Третья неделя была тихой, и Саид направился к Надии; и она встретила его а близлежащем кафе, поскольку для нее с каждым днем становилось слишком рискованно находиться снаружи без робы, а для него — менять верхнюю одежду на улице, и тогда он достал робу в туалете, пока она платила счет, и с покрытой головой и со взглядом в землю, последовал за ней, и как только они поднялись, то тут же бросились в постель и уже почти что обнажились, и после, как посчитала она, такого длительного молчания, она сама спросила его, принес ли он кондом, а он взял ее лицо руками и произнес: «Я не думаю, что мы должны заниматься сексом до свадьбы».
И она засмеялась и придвинулась еще плотнее.
А он закачал головой.
И она остановилась, уставилась на него и сказала: «Ты что, *****, шутишь?»
* * *
На мгновение Надию охватила дикая ярость, но затем она взглянула на Саида, а тот стал почти до смерти напуганным, и пружина ослабела в ней, и она слегка улыбнулась и крепко обняла его, чтобы подразнить и проверить его, и сказала, удивившись сама себе: «Ничего. Все понятно».
* * *
Позже, лежа в постели, слушая старую и немного заигранную пластинку с босса-новой, Саид показал ей на своем телефоне фотоработы французского фотохудожника известных городов ночью, залитых одним лишь звездным светом.
«Но как он сделал, чтобы все выключили свой свет?» спросила Надия.
«Он не делал», пояснил Саид. «Он просто убрал освещение. Компьютером, я так думаю».
«А звезды оставил».
«Нет, над городами ты почти не увидишь звезд. Как и тут. Ему пришлось добираться до безлюдных мест. Где нет человеческого света. Для каждого города он находил безлюдное место, которое было бы чуть севернее, южнее или почти на такой же широте, практически в этом месте мог бы быть город через несколько часов с вращением Земли, и как только он попадал туда, то нацеливал камеру в том же направлении».
«Значит, он получал то же самое небо над городом, как если бы было совсем темно?»
«То же самое небо, но в разное время».
Надия поразмыслила об этом.
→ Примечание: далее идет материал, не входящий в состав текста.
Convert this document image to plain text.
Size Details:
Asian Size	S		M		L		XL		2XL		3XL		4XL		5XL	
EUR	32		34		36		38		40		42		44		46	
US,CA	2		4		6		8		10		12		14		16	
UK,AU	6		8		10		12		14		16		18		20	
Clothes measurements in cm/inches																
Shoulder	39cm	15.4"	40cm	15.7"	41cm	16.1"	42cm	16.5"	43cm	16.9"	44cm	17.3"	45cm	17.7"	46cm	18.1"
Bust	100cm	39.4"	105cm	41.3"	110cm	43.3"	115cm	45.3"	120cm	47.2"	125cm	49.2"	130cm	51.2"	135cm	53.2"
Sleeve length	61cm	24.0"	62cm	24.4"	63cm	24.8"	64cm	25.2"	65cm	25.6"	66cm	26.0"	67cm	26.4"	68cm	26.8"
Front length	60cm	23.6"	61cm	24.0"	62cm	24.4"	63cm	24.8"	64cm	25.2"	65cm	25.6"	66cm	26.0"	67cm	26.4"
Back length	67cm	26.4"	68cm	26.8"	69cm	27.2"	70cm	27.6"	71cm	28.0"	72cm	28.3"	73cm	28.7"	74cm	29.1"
Они были прекрасными до боли, те призрачные города — Нью Йорк, Рио, Шанхай, Париж — под их раскрашенными звездами небесами, фотографии, как будто с эпохи до-электричества, но с нынешними зданиями. Выглядели ли они, как в прошлом, или как в настоящем, или как в будущем — она никак не могла решить.
* * *
На следующей неделе стало казаться, что тяжеловесное шоу правительственных сил прошло успешно. Больше не было громких атак на город. Даже появились слухи о снятии комендантского часа.
Но в один день просто-напросто исчезли сигналы у каждого мобильного телефона в городе, отключились, словно кто-то щелкнул переключателем. Заявление о правительственном решении было сделано по телевидению и радио: временная антитеррористическая мера, как было сказано, но без даты окончания. Интернетное сообщение тоже исчезло.
У Надии не было дома обычного телефона. Проводная линия у Саида не работала уже несколько месяцев. Лишенные доступа друг к другу и к миру, привязанному к их мобильным телефонам, и заключенные в свои квартиры ночным временем комендантского часа, Надия и Саид, и бесчисленное количество других стали чувствовать себя покинутыми, одинокими и напуганными происходящим.